Thursday, July 28, 2011

'Here Comes Mr. Jordan' Open Thread

 What did you think?


  1. This was a fun show. I enjoyed Robert Montgomery's Joe Pendleton calling Mr. Abbott on the carpet. That cheese ball needed a strong word, and Joe was the right guy to dish it out. That was the high point though for Joe in my book. The guy seemed like he'd taken one to many to the head, with all his "I'm in the pink" and so forth. Claude Rains, however, as Mr. Jordan was sublime. Cool, serene, in control but never imposing, always ready with an encouraging word. No wonder his character is mentioned in the title. A year later he would perform one of his most memorable roles as Captain Renault in Casablanca, but it is fun to see him here. The hijinks with Joe's trainer Max Corkle were good fun as well. And of course, it's always nice to have a pretty girl in the script. How she ever fell for Joe Pendleton is beyond me, but he was a good egg sure enough, so I won't sit up at night worrying about it.

    All and all, a fun little show.

  2. It is fun, isn't it? And Claude Rains is ridiculously attractive.

    But Rains' Mr. Jordan is almost too attractive a foil for Joe Pendleton, a very simple guy, very straightforward, focused on advancing in the work -- the life -- he loves. Joe is unsophisticated, but it is his character that constantly shines through, regardless of the body or the life he's inhabiting. And it is his character, his values and qualities, that make him beloved of his trainer Max (one of my favorite moments is when Max, quietly heart-broken, talks about the kind of man Joe was), the neighborhood kids, and finally Bette Logan. He leads an exemplary life, not only for his own sake as an athlete, but for the sake of the kids who "look up to guys like that." He defers the search for a life that can replace the one he was shortchanged in order to help Bette and her father, and again to honor the fighter he admires. Take that good egg and add the self-assurance of a successful athlete, and pretty Miss Logan's interest is not such a mystery. ;)

    I can understand the amnesia aspect to Joe's final reassignment -- not just because it relieves the character of information mortals aren't supposed to carry, but because it gives Joe and Bette's romance a chance to start fresh. But I'm so glad we get to see Joe's imprint on Murdoch. His determination to live honorably, his quick trust and confidence in Max, his need to find Bette -- even his confused recognition of the lucky sax -- show us that everything due Joe will be restored to him, and everything that was good in Joe will live on in Murdoch.

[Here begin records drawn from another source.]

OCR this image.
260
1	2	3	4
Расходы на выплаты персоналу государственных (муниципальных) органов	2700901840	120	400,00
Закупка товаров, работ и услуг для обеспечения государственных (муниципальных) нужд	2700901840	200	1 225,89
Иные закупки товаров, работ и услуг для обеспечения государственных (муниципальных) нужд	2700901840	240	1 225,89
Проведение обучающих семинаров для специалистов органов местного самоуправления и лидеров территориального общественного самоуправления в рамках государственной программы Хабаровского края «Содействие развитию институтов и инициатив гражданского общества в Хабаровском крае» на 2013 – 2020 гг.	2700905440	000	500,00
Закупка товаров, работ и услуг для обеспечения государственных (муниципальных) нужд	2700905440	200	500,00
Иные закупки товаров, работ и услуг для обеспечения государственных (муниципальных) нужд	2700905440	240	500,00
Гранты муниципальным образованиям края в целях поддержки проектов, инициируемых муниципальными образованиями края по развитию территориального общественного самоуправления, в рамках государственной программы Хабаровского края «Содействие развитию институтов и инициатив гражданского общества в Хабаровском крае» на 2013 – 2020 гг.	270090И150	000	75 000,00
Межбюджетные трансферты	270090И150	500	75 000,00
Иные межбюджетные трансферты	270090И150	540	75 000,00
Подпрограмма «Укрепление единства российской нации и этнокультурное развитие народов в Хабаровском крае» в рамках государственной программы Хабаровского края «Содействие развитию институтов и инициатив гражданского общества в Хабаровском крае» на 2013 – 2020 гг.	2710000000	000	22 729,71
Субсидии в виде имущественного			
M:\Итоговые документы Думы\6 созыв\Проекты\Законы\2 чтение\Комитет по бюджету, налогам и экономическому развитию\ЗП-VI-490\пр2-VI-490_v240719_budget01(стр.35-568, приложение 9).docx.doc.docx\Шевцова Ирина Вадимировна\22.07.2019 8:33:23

    I so like the sweetness in this movie, in Joe's concern and tenderness toward Bette, in Max's bittersweet realization that the love and friendship between himself and Joe will have to be rebuilt with Murdoch, in Mr. Jordan's fondness for Joe and seeing to it that he is set back on his path. (Makes me admire the job Warren Beatty did with Heaven Can Wait, retaining the sweetness while adding so much comedy.)

  3. "Take that good egg and add the self-assurance of a successful athlete, and pretty Miss Logan's interest is not such a mystery. ;)"

    Yeah, well.. okay! I'm not going to argue about what makes a man appealing. I'll just go with the expert.

    But as to our next show, I'm thinking about a Western classic - what was for years my all time favorite Western. It's a story about honor, courage, strength of character and being true to oneself. With a great cast, a tremendous score, filmed on a great, wide, enthralling panoramic scale. You have to see it on a BIG screen, if ever you can. I am speaking, of course, of 'The Big Country', starring Gregory Peck as Jim McKay in one of a number of roles he played that made a lasting impression on me about character and what being true to oneself might be about. It's a Western epic that has become somewhat forgotten in the public's eye, but never will be in mine. I hope you will join with me for a trip way out west into 'The Big Country'.

  4. I'd like to point out--if it isn't already obvious--that Robert Montgomery is Elizabeth Montgomery's real life father. And for the youngin's reading auditing James' seminars, that's Samantha in Bewitched. Carry on.